Religion: les explications de Nicolas Sarkozy inquiètent toujours les tenants de la laïcité

Publié le par titof

PARIS (AFP) - Les explications mercredi de Nicolas Sarkozy sur sa conception de la place des religions dans la société continuent d'inquiéter les tenants de la laïcité, qui craignent une remise en cause de la séparation des églises et de l'Etat, même s'il n'a rien dit du projet de toilettage de la loi de 1905.

Invité d'honneur du dîner annuel du Crif (Conseil représentatif des institutions juives de France), Nicolas Sarkozy s'est appliqué à contrer les "approximations, amalgames et raccourcis" des commentaires qui ont accueilli, selon lui, ses discours du Latran et de Ryad sur la "laïcité positive".

"Jamais je n'ai dit que la morale laïque était inférieure à la morale religieuse (...) Je défends l'idée que les deux morales sont complémentaires (...) Et jamais je n'ai dit que l'instituteur était inférieur au curé, au rabbin ou à l'imam pour transmettre des valeurs", a-t-il insisté, en soulignant qu'il n'enlèvait pas un mot de ses deux discours: "je persiste et signe".

Les tenants de la laïcité ont fait part jeudi de leur crainte d'une remise en cause de la séparation des églises et de l'Etat, rappelant que le projet de toilettage de la loi de 1905 était déjà dans les cartons de Nicolas Sarkozy quand il était ministre de l'Intérieur.

Jean-Michel Quillardet, grand maître du Grand Orient de France, a jugé sévèrement la conception présidentielle de la laïcité ,"qui réintégrerait la religion dans le débat public, avec une préférence marquée pour la religion, qui serait supérieure à la morale laïque, parce que porteuse d'espérance".
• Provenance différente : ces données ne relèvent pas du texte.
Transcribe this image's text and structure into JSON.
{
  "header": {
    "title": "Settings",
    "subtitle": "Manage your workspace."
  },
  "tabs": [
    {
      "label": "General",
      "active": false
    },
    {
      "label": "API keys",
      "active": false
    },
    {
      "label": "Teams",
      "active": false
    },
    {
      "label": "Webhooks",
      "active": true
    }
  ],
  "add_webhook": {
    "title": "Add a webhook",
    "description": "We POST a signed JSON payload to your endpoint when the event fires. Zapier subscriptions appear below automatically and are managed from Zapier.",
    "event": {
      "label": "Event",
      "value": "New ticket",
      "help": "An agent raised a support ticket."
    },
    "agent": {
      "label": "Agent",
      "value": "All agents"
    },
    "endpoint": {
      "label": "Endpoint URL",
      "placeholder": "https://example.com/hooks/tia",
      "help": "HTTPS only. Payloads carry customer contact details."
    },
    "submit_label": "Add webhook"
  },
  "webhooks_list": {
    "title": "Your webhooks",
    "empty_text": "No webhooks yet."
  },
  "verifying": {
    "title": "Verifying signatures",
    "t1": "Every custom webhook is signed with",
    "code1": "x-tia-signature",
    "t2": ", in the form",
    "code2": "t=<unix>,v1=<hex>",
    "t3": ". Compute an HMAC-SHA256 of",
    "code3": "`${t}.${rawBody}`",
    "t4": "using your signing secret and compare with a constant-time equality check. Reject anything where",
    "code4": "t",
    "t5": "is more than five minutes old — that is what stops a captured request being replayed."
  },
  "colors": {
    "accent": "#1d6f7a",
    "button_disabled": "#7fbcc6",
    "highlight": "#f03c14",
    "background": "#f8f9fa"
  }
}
"Cette conception de la laïcité n'est pas la bonne", a-t-il dit, "il n'y a pas d'un côté la religion et de l'autre la laïcité. La laïcité permet à toutes les identités de vivre ensemble sans que l'une s'impose à l'autre".

"Encore un effort Monsieur le président, et dites-nous clairement que vous ne toucherez pas à la loi de 1905", a-t-il ajouté.

Le numéro un du PS François Hollande a contesté la comparaison entre l'instituteur et le curé -"à l'un la tolérance, à l'autre la transcendance", a-t-il résumé-, en la qualifiant de "choquante".

"Nicolas Sarkozy a le droit d'exprimer ses positions personnelles, mais il est le chef de l'Etat et à ce titre doit défendre une conception beaucoup plus large de la laïcité", a-t-il dit.

"La laïcité", a insisté M. Hollande, "ce n'est pas la négation de la liberté de conscience, c'est au contraire la reconnaissance de cette liberté".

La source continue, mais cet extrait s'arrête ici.